Viernes 27 de abril de 1990

 

Señor Presidente:

1. Al darle la bienvenida, me es grato saludar cordialmente a todo el querido pueblo portugués, en la persona de Su Excelencia, de su señora y del distinguido séquito que le acompaña, en esta visita oficial al Sucesor de Pedro.

Es bien conocido que la casa del Obispo de Roma está siempre abierta a todos los representantes de los pueblos. Pero cobran siempre mayor importancia gestos como éste. Esta visita tiene particular importancia por tratarse del más alto representante de una nación de mayoría católica; y por tratarse de un país de Europa, en un momento de profundos cambios, a nivel nacional y en el contexto del Continente.

A lo largo de los siglos, la Iglesia en Portugal, desempeñando su misión propia, supo conservar íntegra la fe cristiana, al compartir las vicisitudes de este noble pueblo, como próvida guardiana, promotora y garante de aquellos valores religiosos, morales y culturales que, en cierto modo, plasmaron la identidad de la Nación.

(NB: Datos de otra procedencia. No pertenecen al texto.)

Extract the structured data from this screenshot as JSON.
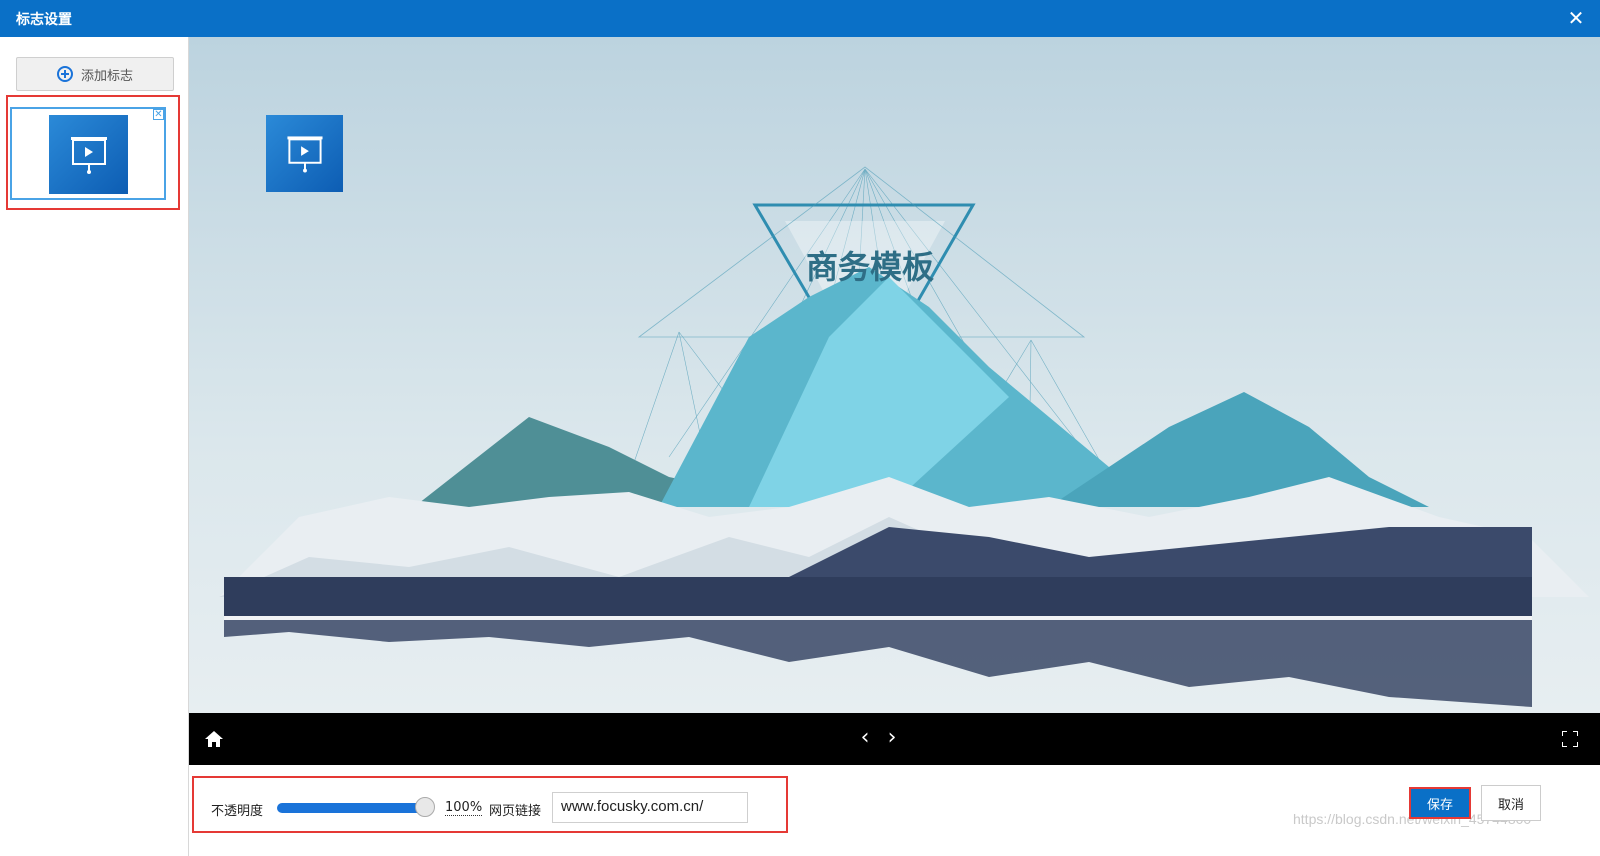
{
  "window": {
    "title": "标志设置",
    "close_label": "✕"
  },
  "sidebar": {
    "add_label": "添加标志",
    "delete_label": "✕"
  },
  "preview": {
    "title": "商务模板"
  },
  "controls": {
    "prev": "‹",
    "next": "›"
  },
  "settings": {
    "opacity_label": "不透明度",
    "opacity_value": "100%",
    "opacity_fraction": 1.0,
    "url_label": "网页链接",
    "url_value": "www.focusky.com.cn/"
  },
  "actions": {
    "save": "保存",
    "cancel": "取消"
  },
  "watermark": "https://blog.csdn.net/weixin_45744800",
  "colors": {
    "titlebar": "#0a70c7",
    "accent": "#1a73d9",
    "highlight": "#e53935"
  }
}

2. Las cordiales relaciones que hoy existen entre la Santa Sede y Portugal se remontan a varios siglos, como he subrayado en otras ocasiones. No me permite el corazón, en el que conservo una gratitud profunda, pasar por alto aquel momento particular en el que tan bien se expresaron: me refiero a mi visita pastoral a la noble nación lusa en 1982.

Estas buenas relaciones, además, se asientan en vigentes compromisos concordatarios, de cuya firma se cumple este año el cincuentenario. En Portugal, como en todas partes, con las relaciones oficiales, la Iglesia busca siempre servir, facilitando la misión propia que, en el fondo, es también servicio a todo el hombre y a todos los hombres.

El derecho y el deber de los ciudadanos a participar en el bien común presuponen y han de manifestar una conciencia recta y esclarecida con respecto a la diversidad y complementariedad de formas, niveles y funciones, con que uno debe manifestarse verdaderamente responsable de todos. Con su Doctrina Social, la Iglesia quiere, precisamente, ayudar a formar las conciencias, fortaleciendo las bases morales y espirituales de la sociedad; quiere señalar caminos para que toda la actividad humana refleje la dignidad y nobleza del hombre y se proceda en sintonía con las exigencias y directrices de una ética humana y cristiana.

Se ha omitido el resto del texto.